Uno strappo che porta però Gabriel sulla sua strada da solista, dopo due anni di silenzio dedicati anche alla famiglia e alla nascita della sua prima figlia, Anna. Inizia così la parabola personale di compositore, performer, concertista al cui fianco chiamerà di volta in volta diversi compagni di viaggio, da Robert Fripp a Brian Eno, da Kate Bush a Laurie Anderson. «Queste sue svariate collaborazioni artistiche sono la cartina di tornasole della sua filosofia di vita: se ci conosciamo non ci sarà mai la guerra» spiega Tesei.
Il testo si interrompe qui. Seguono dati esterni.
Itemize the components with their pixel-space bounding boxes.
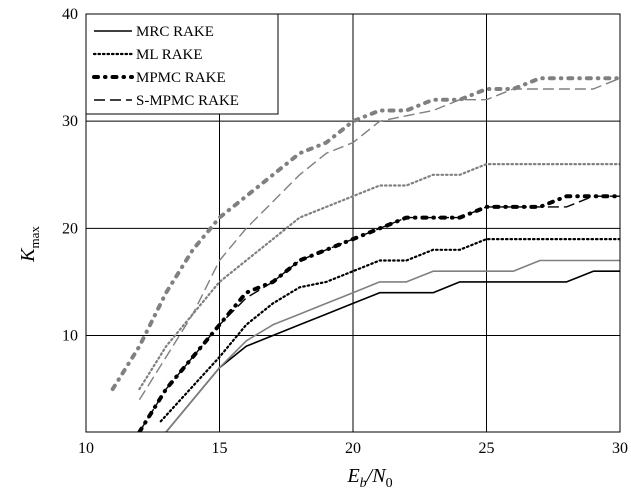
legend: MRC RAKE ML RAKE MPMC RAKE S-MPMC RAKE bbox=[85, 13, 279, 115]
legend-label: ML RAKE bbox=[136, 47, 203, 63]
series-line-dashed-black bbox=[138, 195, 620, 432]
x-tick-label: 30 bbox=[612, 440, 628, 457]
x-tick-label: 25 bbox=[479, 440, 495, 457]
x-tick-label: 15 bbox=[212, 440, 228, 457]
y-axis-label: Kmax bbox=[17, 226, 42, 263]
series-line-dash-dot-heavy-gray bbox=[110, 76, 620, 392]
series-line-dotted-black bbox=[159, 238, 620, 423]
y-tick-label: 30 bbox=[62, 113, 78, 130]
legend-label: MPMC RAKE bbox=[136, 70, 226, 86]
y-tick-label: 10 bbox=[62, 328, 78, 345]
y-tick-label: 20 bbox=[62, 220, 78, 237]
legend-label: S-MPMC RAKE bbox=[136, 93, 239, 109]
series-line-dashed-gray bbox=[138, 77, 620, 401]
series-line-solid-black bbox=[165, 270, 620, 432]
x-tick-label: 10 bbox=[78, 440, 94, 457]
y-axis-label-sub: max bbox=[27, 226, 42, 249]
x-axis-label-main: E bbox=[346, 465, 359, 487]
x-axis-label-sep: /N bbox=[366, 465, 388, 487]
plot-frame bbox=[85, 13, 621, 433]
y-tick-label: 40 bbox=[62, 6, 78, 23]
series-line-dotted-gray bbox=[138, 163, 620, 391]
series-line-solid-gray bbox=[165, 259, 620, 432]
x-tick-label: 20 bbox=[345, 440, 361, 457]
axis-ticks: 10 15 20 25 30 10 20 30 40 bbox=[62, 6, 628, 457]
x-axis-label: Eb/N0 bbox=[346, 465, 392, 491]
x-axis-label-sub1: b bbox=[360, 476, 367, 491]
legend-label: MRC RAKE bbox=[136, 24, 214, 40]
y-axis-label-main: K bbox=[17, 247, 39, 263]
data-series bbox=[110, 76, 620, 432]
x-axis-label-sub2: 0 bbox=[386, 476, 393, 491]
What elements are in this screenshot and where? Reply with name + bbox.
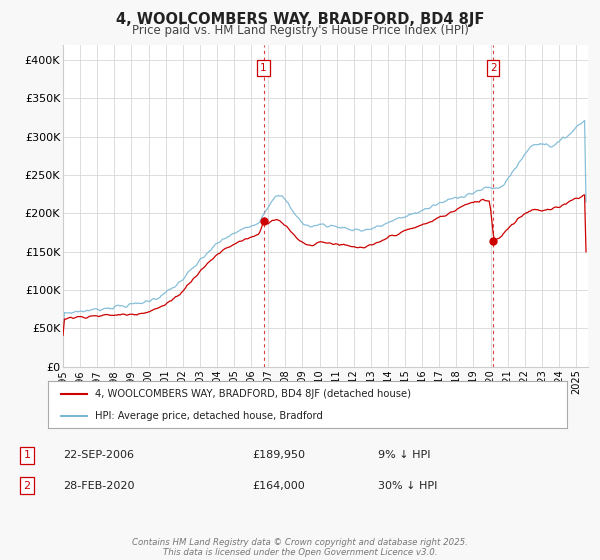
Text: 1: 1 [260, 63, 267, 73]
Text: 28-FEB-2020: 28-FEB-2020 [63, 480, 134, 491]
Text: 4, WOOLCOMBERS WAY, BRADFORD, BD4 8JF: 4, WOOLCOMBERS WAY, BRADFORD, BD4 8JF [116, 12, 484, 27]
Text: 22-SEP-2006: 22-SEP-2006 [63, 450, 134, 460]
Text: 4, WOOLCOMBERS WAY, BRADFORD, BD4 8JF (detached house): 4, WOOLCOMBERS WAY, BRADFORD, BD4 8JF (d… [95, 389, 411, 399]
Text: Price paid vs. HM Land Registry's House Price Index (HPI): Price paid vs. HM Land Registry's House … [131, 24, 469, 36]
Text: 1: 1 [23, 450, 31, 460]
Text: 9% ↓ HPI: 9% ↓ HPI [378, 450, 431, 460]
Text: 30% ↓ HPI: 30% ↓ HPI [378, 480, 437, 491]
Text: £189,950: £189,950 [252, 450, 305, 460]
Text: 2: 2 [23, 480, 31, 491]
Text: Contains HM Land Registry data © Crown copyright and database right 2025.
This d: Contains HM Land Registry data © Crown c… [132, 538, 468, 557]
Text: £164,000: £164,000 [252, 480, 305, 491]
Text: HPI: Average price, detached house, Bradford: HPI: Average price, detached house, Brad… [95, 410, 323, 421]
Text: 2: 2 [490, 63, 497, 73]
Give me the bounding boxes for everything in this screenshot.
Ecco la sua matrice, che lo porta anche a dare vita a iniziative a favore della world music come il festival Womad (World of Music, Arts and Dance) e come i Real World Studios e l’etichetta discografica affine Real World Records.
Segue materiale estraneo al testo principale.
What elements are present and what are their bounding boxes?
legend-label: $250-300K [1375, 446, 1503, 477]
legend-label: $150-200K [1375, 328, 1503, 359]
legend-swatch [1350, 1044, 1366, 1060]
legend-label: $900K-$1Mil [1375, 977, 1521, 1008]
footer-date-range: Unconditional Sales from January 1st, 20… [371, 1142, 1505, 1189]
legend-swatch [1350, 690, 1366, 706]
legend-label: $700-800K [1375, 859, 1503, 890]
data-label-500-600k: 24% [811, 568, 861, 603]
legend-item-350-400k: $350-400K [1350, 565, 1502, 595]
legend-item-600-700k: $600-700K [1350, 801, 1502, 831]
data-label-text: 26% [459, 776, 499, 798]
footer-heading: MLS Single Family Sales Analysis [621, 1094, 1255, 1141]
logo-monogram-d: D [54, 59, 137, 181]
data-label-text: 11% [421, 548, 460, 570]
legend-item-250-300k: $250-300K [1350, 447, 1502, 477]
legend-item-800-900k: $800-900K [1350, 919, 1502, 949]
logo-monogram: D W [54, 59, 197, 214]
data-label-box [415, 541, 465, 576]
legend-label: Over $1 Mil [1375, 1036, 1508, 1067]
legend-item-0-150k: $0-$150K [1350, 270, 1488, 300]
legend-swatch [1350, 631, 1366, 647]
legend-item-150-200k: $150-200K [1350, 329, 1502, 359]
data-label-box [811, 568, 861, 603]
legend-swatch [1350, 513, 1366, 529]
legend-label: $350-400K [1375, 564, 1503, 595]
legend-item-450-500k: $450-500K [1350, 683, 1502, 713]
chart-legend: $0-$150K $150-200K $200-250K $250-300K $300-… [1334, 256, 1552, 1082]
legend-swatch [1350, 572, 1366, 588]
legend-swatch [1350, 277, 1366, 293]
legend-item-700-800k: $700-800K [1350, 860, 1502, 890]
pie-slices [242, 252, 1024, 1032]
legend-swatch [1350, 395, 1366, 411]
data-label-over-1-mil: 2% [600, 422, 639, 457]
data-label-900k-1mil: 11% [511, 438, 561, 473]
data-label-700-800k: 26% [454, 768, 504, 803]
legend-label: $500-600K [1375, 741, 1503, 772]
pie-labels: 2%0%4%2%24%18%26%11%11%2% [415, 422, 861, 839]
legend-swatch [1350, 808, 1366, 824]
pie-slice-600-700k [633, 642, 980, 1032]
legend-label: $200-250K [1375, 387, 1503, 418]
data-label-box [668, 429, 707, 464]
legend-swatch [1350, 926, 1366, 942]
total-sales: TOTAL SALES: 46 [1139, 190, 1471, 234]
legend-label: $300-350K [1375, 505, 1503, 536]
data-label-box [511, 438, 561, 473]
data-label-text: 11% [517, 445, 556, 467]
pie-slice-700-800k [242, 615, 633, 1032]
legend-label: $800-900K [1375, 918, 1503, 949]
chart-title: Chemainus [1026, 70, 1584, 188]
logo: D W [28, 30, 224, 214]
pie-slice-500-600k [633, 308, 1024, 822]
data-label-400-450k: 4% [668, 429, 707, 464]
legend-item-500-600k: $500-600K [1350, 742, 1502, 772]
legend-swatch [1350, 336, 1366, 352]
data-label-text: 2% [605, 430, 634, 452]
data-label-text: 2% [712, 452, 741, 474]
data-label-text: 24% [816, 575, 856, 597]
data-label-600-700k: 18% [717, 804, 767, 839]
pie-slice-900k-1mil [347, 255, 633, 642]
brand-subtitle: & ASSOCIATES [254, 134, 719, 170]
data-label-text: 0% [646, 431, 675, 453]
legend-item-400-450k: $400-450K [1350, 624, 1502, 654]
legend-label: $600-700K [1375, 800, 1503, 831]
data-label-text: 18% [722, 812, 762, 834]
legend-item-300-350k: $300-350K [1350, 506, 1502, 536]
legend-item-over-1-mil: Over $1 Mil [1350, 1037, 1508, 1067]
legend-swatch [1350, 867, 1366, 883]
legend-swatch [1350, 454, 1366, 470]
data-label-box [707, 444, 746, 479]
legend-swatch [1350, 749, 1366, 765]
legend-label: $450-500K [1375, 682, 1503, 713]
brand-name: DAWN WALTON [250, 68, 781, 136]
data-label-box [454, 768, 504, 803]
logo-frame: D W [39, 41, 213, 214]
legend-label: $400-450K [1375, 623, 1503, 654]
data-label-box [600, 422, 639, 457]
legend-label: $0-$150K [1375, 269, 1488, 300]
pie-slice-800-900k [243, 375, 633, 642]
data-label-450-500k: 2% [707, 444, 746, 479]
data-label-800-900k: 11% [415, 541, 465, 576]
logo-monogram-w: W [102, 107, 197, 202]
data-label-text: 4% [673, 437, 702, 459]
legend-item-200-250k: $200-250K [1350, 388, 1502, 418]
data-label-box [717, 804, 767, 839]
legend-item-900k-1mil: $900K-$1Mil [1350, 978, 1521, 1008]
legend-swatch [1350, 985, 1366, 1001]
Per questo Tesei subito nelle premessa riporta un paio di frasi manifesto della sua attitudine artistica e sociale riscontrabile anche nella straordinaria mescolanza di suoni e colori. «Credo ci si debba prendere cura dei deboli, dei giovani e delle minoranze, perché sono ambienti creativi sani, pieni di scelte, di stili musicali diversi e di novità da cui ciascuno trae energia» e «Le persone hanno la forza di superare il proprio corpo. La loro bellezza è nelle loro menti». E qui affonda questa sorta di sonorità cosmica inseguita da Gabriel, andando a pescare in tutto il mondo artisti tipici, tradizionali e particolari con le loro peculiarità. Sia producendoli direttamente sia mettendoli nei suoi dischi.
«In Gabriel c’è così anche tanta sperimentazione musicale - spiega Tesei -. E poi quando si accorge che le tecnologie stanno arrivando sempre più prepotentemente le cavalca non diventandone succube. Un utilizzo virtuoso dell’elettronica, che domina e non subisce, rimanendo legato, per così dire, a un certo suono di tradizione». Da artista a tutto tondo, inventore delle performance teatrali e narrative sul palcoscenico con i suoi travestimenti e le maschere, inizialmente per riempire i vuoti tra un brano e l’altro. «Gabriel avrebbe benissimo potuto fare cinema anche come attore - osserva Tesei -, mentre l’ha invece frequentato da musicista realizzando colonne sonore importanti, a partire da L’ultima tentazione di Cristo di Martin Scorsese. Ma tutto il percorso di Gabriel affonda in sostanza le radici in quello che è stato il punto di partenza, il rock progressivo. Quella commistione di classica, jazz e musica colta in generale che portava ad avere l’ambizione non di creare l’ultima canzone, ma la canzone ultima».